Di sisi pendidikan, sistem Islam memiliki kurikulum berbasis akidah, yang dengannya peserta didik dipahamkan akidah yang lurus hingga membentuk kepribadian islami yang tercermin dalam setiap tindak tanduknya. Yakni sikap-sikap yang akan berpikir ulang berkali-kali untuk melakukan suatu kezaliman kepada manusia lain atau diri sendiri, karena takut dampak ke depannya maupun hisabnya di akhirat kelak.
Dari sisi ini, Islam membantu mencegah generasi untuk menjadi pelaku maupun mudah menjadi korban kasus grooming ini.
Lalu di sisi masyarakat, sistem Islam menggerakkan masyarakat untuk senantiasa menjunjung tinggi amar makruf nahi mungkar di lingkungan tempat mereka tinggal. Sehingga, dari sini sikap individualis tak akan ada. Kasus grooming pun dapat terjaga dengan adanya gerakan amar makruf nahi mungkar ini.

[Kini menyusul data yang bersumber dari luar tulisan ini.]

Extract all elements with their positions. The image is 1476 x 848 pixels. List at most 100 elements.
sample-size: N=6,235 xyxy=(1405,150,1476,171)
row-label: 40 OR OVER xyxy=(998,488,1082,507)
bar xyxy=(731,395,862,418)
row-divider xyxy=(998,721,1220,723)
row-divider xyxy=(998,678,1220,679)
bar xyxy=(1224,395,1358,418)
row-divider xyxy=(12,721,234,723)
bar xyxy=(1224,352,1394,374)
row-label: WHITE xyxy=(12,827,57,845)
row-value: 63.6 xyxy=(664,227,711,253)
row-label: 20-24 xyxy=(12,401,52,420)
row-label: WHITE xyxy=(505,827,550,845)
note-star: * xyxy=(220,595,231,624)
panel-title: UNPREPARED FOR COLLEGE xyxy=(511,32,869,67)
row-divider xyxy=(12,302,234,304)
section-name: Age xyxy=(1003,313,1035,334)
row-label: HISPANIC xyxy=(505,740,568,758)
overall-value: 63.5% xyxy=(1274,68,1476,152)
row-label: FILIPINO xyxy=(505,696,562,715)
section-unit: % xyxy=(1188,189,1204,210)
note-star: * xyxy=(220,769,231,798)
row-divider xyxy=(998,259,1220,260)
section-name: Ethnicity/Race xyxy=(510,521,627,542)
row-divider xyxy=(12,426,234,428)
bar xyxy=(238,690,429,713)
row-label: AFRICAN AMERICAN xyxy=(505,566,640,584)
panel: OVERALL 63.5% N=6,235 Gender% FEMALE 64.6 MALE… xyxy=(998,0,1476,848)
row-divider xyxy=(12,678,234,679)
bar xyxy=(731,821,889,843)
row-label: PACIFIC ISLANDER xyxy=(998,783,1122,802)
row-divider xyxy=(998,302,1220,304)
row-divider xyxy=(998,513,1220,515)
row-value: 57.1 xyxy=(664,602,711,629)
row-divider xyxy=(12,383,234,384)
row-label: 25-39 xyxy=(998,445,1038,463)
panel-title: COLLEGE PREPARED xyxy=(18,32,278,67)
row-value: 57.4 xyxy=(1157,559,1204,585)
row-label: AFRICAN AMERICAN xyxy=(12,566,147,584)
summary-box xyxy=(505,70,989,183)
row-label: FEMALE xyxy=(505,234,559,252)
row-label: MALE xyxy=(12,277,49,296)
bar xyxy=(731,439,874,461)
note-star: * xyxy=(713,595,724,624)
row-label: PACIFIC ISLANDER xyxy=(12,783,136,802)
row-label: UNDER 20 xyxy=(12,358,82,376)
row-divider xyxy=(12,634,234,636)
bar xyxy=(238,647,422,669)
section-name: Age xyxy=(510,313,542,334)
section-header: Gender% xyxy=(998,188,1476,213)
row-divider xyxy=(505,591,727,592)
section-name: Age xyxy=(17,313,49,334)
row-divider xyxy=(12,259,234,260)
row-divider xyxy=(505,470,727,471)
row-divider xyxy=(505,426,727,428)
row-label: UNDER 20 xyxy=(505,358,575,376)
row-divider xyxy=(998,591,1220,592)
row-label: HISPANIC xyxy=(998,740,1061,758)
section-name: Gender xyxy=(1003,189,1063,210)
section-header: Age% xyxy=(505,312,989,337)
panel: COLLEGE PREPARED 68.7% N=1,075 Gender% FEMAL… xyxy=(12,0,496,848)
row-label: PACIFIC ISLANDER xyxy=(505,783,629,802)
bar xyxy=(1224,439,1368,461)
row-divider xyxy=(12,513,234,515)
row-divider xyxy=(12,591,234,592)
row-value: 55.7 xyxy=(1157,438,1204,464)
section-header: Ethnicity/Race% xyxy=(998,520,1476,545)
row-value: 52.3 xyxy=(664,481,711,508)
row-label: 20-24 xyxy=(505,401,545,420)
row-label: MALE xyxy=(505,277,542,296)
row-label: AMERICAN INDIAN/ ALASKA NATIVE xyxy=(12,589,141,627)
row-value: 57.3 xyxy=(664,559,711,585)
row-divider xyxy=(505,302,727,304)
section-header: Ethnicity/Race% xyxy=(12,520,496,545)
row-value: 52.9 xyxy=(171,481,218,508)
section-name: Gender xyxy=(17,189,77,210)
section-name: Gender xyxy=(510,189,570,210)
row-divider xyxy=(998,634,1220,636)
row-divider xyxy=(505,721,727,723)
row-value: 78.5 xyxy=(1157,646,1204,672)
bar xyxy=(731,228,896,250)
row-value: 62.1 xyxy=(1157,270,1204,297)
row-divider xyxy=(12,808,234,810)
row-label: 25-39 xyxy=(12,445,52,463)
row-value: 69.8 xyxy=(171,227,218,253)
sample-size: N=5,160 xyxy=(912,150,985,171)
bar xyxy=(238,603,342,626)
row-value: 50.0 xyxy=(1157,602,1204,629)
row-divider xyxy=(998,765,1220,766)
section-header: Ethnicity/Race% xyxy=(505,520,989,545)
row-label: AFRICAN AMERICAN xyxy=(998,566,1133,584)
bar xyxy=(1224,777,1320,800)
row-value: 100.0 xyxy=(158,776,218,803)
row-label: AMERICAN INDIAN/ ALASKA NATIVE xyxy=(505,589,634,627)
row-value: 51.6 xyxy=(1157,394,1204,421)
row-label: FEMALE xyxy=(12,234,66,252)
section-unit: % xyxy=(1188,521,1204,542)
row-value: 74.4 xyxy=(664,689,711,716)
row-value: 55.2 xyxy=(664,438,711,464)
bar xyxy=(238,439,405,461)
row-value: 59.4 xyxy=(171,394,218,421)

Lalu dari segi hukum, Islam tak main-main dalam memberikan hukuman kepada pelakunya. Tak hanya hukum yang tak bisa dibeli oleh apapun, tetapi juga hukuman setimpal seperti cambuk 100 kali bagi pelaku grooming yang belum menikah, atau hukuman rajam bagi mereka yang sudah menikah. Hukuman yang dilaksanakan secara terbuka dan disaksikan langsung oleh masyarakat, hingga tak hanya setimpal dengan perbuatan yang dilakukan oleh pelaku, namun sekaligus juga menjadi efek jera bagi masyarakat.
Yang terakhir adalah peran pemerintah. Di dalam sistem Islam, pemerintah atau Khalifah adalah ra'in dan junnah, yakni pengayom dan pelindung masyarakat. Maka tak hanya memberlakukan pengetatan pada regulasi internet bagi masyarakat, namun memblokir segala hal informasi apapun yang bersifat negatif dan dapat membangkitkan kezaliman individu masyarakat.
Nah, dengan melihat kedua perbedaan di atas, maka sebagai seorang muslim, sudah sepatutnya kita memperjuangkan penegakan syari'at Allah ini. Agar tak hanya menghentikan maraknya kasus grooming secara permanen, namun juga menjaga umat di dunia dan akhirat, menjadi solusi hakiki atas segala permasalahan umat.